Is Google indexing pages from Twitter and messing with your analytics?

I just Googled for “WordPress RC” to find the release notes for the 3.5 Release Candidate.  I clicked on the result for wordpress.org and was taken to the correct page, nothing out of the ordinary.  I then copied the URL to share in team chat and noticed that the URL was quite long; there were some query string parameters.  The complete URL was:

http://wordpress.org/news/2012/11/wordpress-3-5-release-candidate/?utm_source=twitterfeed&utm_medium=twitter

The utm_source and utm_medium parameters are used by Google Analytics to segment traffic by source.  Normally you would expect to end up on this URL if you clicked from the WordPress Twitter feed.
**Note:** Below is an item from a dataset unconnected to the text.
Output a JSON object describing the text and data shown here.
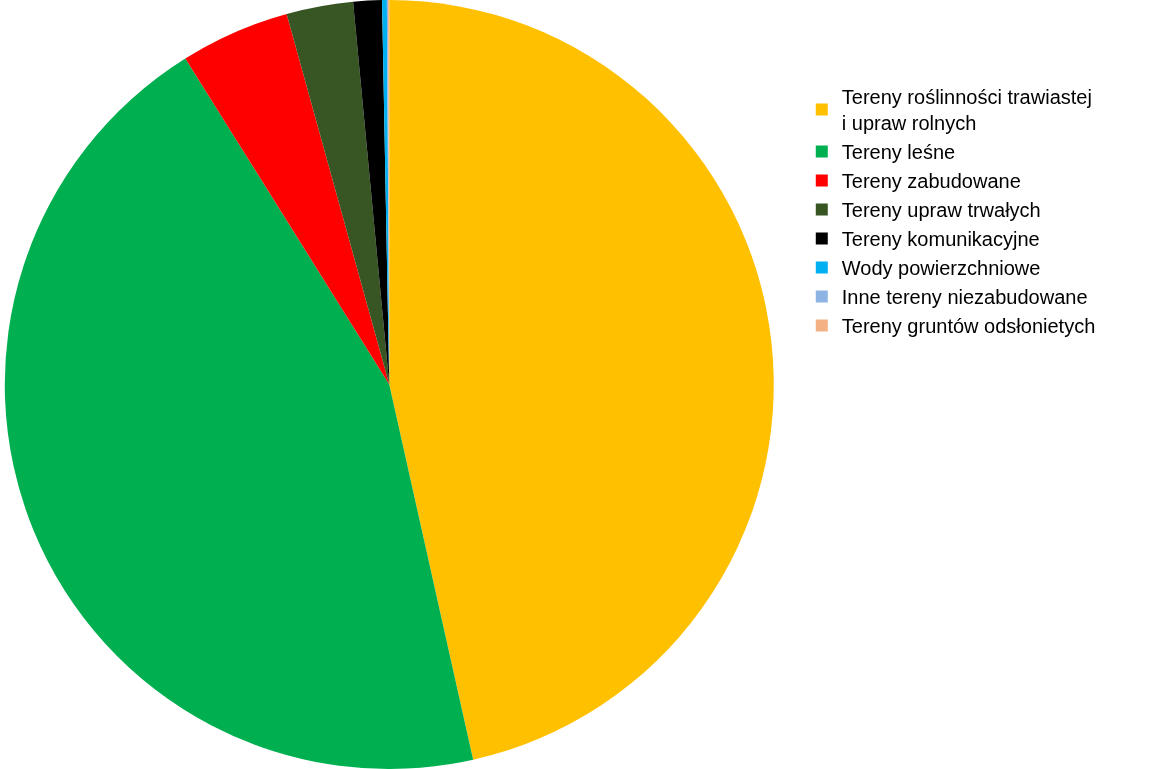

From that, we can infer that Google might be indexing URLs from Tweets.  It’s also possible that somebody clicked on the link from the Twitter feed, copied the URL and linked to it from another website.  Somebody somewhere has probably done a test to determine this.

However, the more interesting corollary  is that this is probably messing with your web analytics.  If those querystring parameters are present when the page is loaded, Google Analytics will use them to tag the source of traffic and it will therefore incorrectly attribute search traffic as traffic from other sources or marketing campaigns.

If you’re using utm variables for campaign tracking, it’s probably worth testing to see exactly what’s going on here.  It’s also a good idea to use the canonical meta tag to tell Google exactly what URL to index for a page.